It works out to about 7.7 kilograms of hydrogen per barrel for Alberta’s crude. By contrast, for light, sweet crude—like some of the best from Brent or Saudi Arabia—it’s only about 1.2 kilograms per barrel. So when you look at that, it becomes clear: if hydrogen becomes more expensive, and if oil demand declines, hydrogen demand is going to decline as well.

The same logic applies to ammonia-based fertilizers. If hydrogen becomes more costly, we’ll stop overusing them. Alternatives like agrigenetics and precision agriculture become more competitive, and in many cases, more cost-effective. There’s a real economic argument there.

I had a conversation recently with Michael Liebreich where he admitted he’d gotten the price point for hydrogen wrong when doing the first version of the hydrogen ladder. He had other reasons for thinking hydrogen wouldn’t be a big deal, but he said the hydrogen ladder would have looked different if he’d had the right price assumptions. I got lucky—I did the cost workups and the modeling before I put out my hydrogen projections. I keep saying this: I don’t think I’m right. I just think I’m less wrong than most. And in this case, I got lucky. I could have been just as embarrassed as a lot of other people are today.

But there’s something we haven’t really talked about: hydrogen leakage. There are two major concerns. First, if hydrogen accumulates in an enclosed space and ignites, it’s extremely dangerous. But the second issue is more subtle and often ignored.

You’ve smelled natural gas before—it stinks. That’s because we add odorants so that leaks can be detected and people can evacuate. But you can’t do that with hydrogen. The odorants that work for other gases destroy fuel cells. So if you want to use hydrogen for both electricity and heating, you’d need two entirely separate distribution systems: one for clean hydrogen feeding fuel cells, and another with odorants for safety in buildings.
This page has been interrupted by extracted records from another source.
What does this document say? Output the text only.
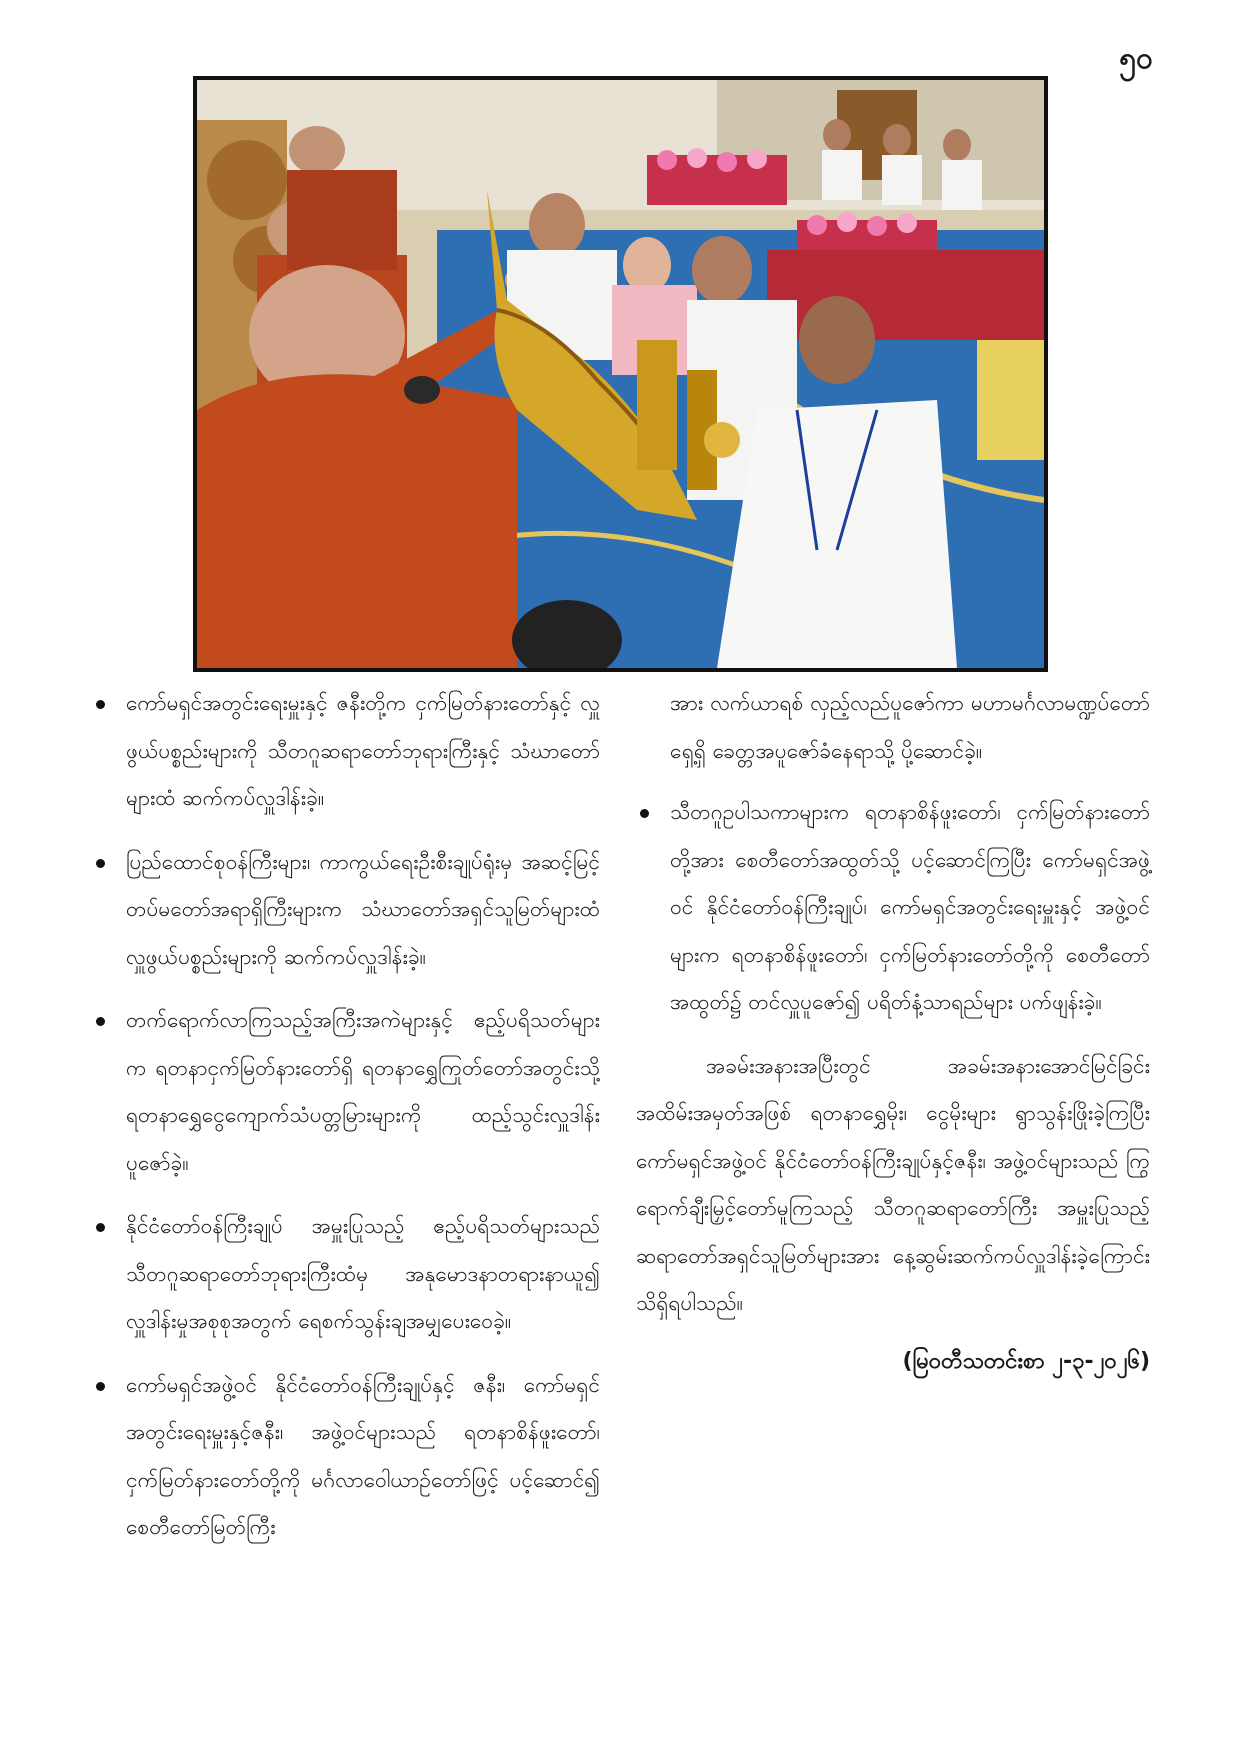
၅၀
ကော်မရှင်အတွင်းရေးမှူးနှင့် ဇနီးတို့က ငှက်မြတ်နားတော်နှင့် လှူဖွယ်ပစ္စည်းများကို သီတဂူဆရာတော်ဘုရားကြီးနှင့် သံဃာတော်များထံ ဆက်ကပ်လှူဒါန်းခဲ့။
ပြည်ထောင်စုဝန်ကြီးများ၊ ကာကွယ်ရေးဦးစီးချုပ်ရုံးမှ အဆင့်မြင့်တပ်မတော်အရာရှိကြီးများက သံဃာတော်အရှင်သူမြတ်များထံ လှူဖွယ်ပစ္စည်းများကို ဆက်ကပ်လှူဒါန်းခဲ့။
တက်ရောက်လာကြသည့်အကြီးအကဲများနှင့် ဧည့်ပရိသတ်များက ရတနာငှက်မြတ်နားတော်ရှိ ရတနာရွှေကြုတ်တော်အတွင်းသို့ ရတနာရွှေငွေကျောက်သံပတ္တမြားများကို ထည့်သွင်းလှူဒါန်းပူဇော်ခဲ့။
နိုင်ငံတော်ဝန်ကြီးချုပ် အမှူးပြုသည့် ဧည့်ပရိသတ်များသည် သီတဂူဆရာတော်ဘုရားကြီးထံမှ အနုမောဒနာတရားနာယူ၍ လှူဒါန်းမှုအစုစုအတွက် ရေစက်သွန်းချအမျှပေးဝေခဲ့။
ကော်မရှင်အဖွဲ့ဝင် နိုင်ငံတော်ဝန်ကြီးချုပ်နှင့် ဇနီး၊ ကော်မရှင်အတွင်းရေးမှူးနှင့်ဇနီး၊ အဖွဲ့ဝင်များသည် ရတနာစိန်ဖူးတော်၊ ငှက်မြတ်နားတော်တို့ကို မင်္ဂလာဝေါယာဉ်တော်ဖြင့် ပင့်ဆောင်၍ စေတီတော်မြတ်ကြီး

အား လက်ယာရစ် လှည့်လည်ပူဇော်ကာ မဟာမင်္ဂလာမဏ္ဍပ်တော်ရှေ့ရှိ ခေတ္တအပူဇော်ခံနေရာသို့ ပို့ဆောင်ခဲ့။

သီတဂူဥပါသကာများက ရတနာစိန်ဖူးတော်၊ ငှက်မြတ်နားတော်တို့အား စေတီတော်အထွတ်သို့ ပင့်ဆောင်ကြပြီး ကော်မရှင်အဖွဲ့ဝင် နိုင်ငံတော်ဝန်ကြီးချုပ်၊ ကော်မရှင်အတွင်းရေးမှူးနှင့် အဖွဲ့ဝင်များက ရတနာစိန်ဖူးတော်၊ ငှက်မြတ်နားတော်တို့ကို စေတီတော်အထွတ်၌ တင်လှူပူဇော်၍ ပရိတ်နံ့သာရည်များ ပက်ဖျန်းခဲ့။

အခမ်းအနားအပြီးတွင် အခမ်းအနားအောင်မြင်ခြင်း အထိမ်းအမှတ်အဖြစ် ရတနာရွှေမိုး၊ ငွေမိုးများ ရွာသွန်းဖြိုးခဲ့ကြပြီး ကော်မရှင်အဖွဲ့ဝင် နိုင်ငံတော်ဝန်ကြီးချုပ်နှင့်ဇနီး၊ အဖွဲ့ဝင်များသည် ကြွရောက်ချီးမြှင့်တော်မူကြသည့် သီတဂူဆရာတော်ကြီး အမှူးပြုသည့် ဆရာတော်အရှင်သူမြတ်များအား နေ့ဆွမ်းဆက်ကပ်လှူဒါန်းခဲ့ကြောင်း သိရှိရပါသည်။

(မြဝတီသတင်းစာ ၂-၃-၂၀၂၆)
Oddly, this seems to be completely overlooked by many hydrogen proponents. I find that strange. Do they just not know? Are they refusing to deal with it? Or is this just one more miracle they assume will somehow be solved later

[JR]: The safety issue around hydrogen is often casually hand-waved away by people who say, “Well, it’s used safely.” And sure, that’s true—under very strict conditions. But let’s look at what countries like India actually do to use it safely. Their regulations require a 100-foot setback between any building that produces or stores hydrogen and the nearest structure. That’s because the fire risk is so high. You also need massive ventilation in any enclosed space where hydrogen might accumulate. Otherwise, you risk a gas bubble forming—and hydrogen, as we know, burns.

But it’s worse than that. Hydrogen is odorless, and as you pointed out, it burns invisibly. That’s why, in NASA safety handbooks, you’ll find guidance like this: if you’re entering a room where there might be a hydrogen fire, carry a broom. Because the broom will ignite before you do. That’s not a joke—it’s a workaround for the fact that hydrogen flame detectors aren’t very good. Maybe people are working on better sensors, but hydrogen is the tiniest molecule in the universe. It leaks through seals, gaskets, joints—materials that easily contain other gases.
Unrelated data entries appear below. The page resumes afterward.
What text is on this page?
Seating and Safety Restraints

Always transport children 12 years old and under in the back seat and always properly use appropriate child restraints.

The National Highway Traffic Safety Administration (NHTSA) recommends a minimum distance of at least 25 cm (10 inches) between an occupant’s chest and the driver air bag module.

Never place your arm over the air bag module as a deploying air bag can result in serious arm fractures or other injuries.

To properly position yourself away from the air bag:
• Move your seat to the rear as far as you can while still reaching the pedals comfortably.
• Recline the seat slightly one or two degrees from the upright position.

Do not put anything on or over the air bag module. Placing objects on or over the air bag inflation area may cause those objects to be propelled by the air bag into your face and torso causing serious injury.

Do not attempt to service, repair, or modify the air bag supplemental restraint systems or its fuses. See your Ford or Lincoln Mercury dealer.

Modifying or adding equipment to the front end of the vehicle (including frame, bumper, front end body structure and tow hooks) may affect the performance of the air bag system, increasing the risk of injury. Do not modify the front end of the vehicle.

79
And that leakiness matters. In any facility where hydrogen might be present, workers have to wear static-free clothing. Why? Because hydrogen has one-twentieth the ignition energy of gasoline. It’s so combustible that a static discharge—or even a lightning storm miles away—could set it off. It also burns at a much higher velocity than natural gas, increasing the blast risk.

There’s another crucial difference. Natural gas only ignites in air at a fairly narrow concentration—something like 5% to 15%. Hydrogen, on the other hand, can ignite in air across a massive range—from roughly 4% all the way up to 75% or 80%, depending on conditions. That means it’s far more likely to find an ignition point.

The bottom line is, you have to treat hydrogen with extreme care. And that kind of care costs money—money people don’t want to spend. That’s also one reason it makes little sense to put hydrogen anywhere near a nuclear reactor. In fact, nuclear engineers have studied hydrogen in detail because of what happened at Three Mile Island. During that disaster, a hydrogen bubble formed inside the reactor containment vessel. It shocked the public. No one had expected it, and there was real fear it could explode and breach the containment structure.

So yes, hydrogen can be used safely—but only with serious precautions. And most of those precautions make it too complex and costly for broad, distributed use.

[MB]: That’s actually what happened at Fukushima—it was hydrogen that exploded. The reactors generated hydrogen, which accumulated and eventually ignited, causing the blasts that destroyed parts of the facility.

But I’ll point out something interesting: hydrogen is also used in a very controlled way at nuclear plants. It’s used to lubricate the bearings on large turbines because it’s an excellent coolant and lubricant in those high-speed environments. There’s actually one small-scale nuclear-hydrogen use case that I thought made a lot of sense. A plant installed a small electrolyzer onsite specifically to replace the gray hydrogen they had previously trucked in for turbine lubrication. Instead, they used a tiny amount of auxiliary “vampire” power—around 0.003% of total output—to produce all the hydrogen they needed.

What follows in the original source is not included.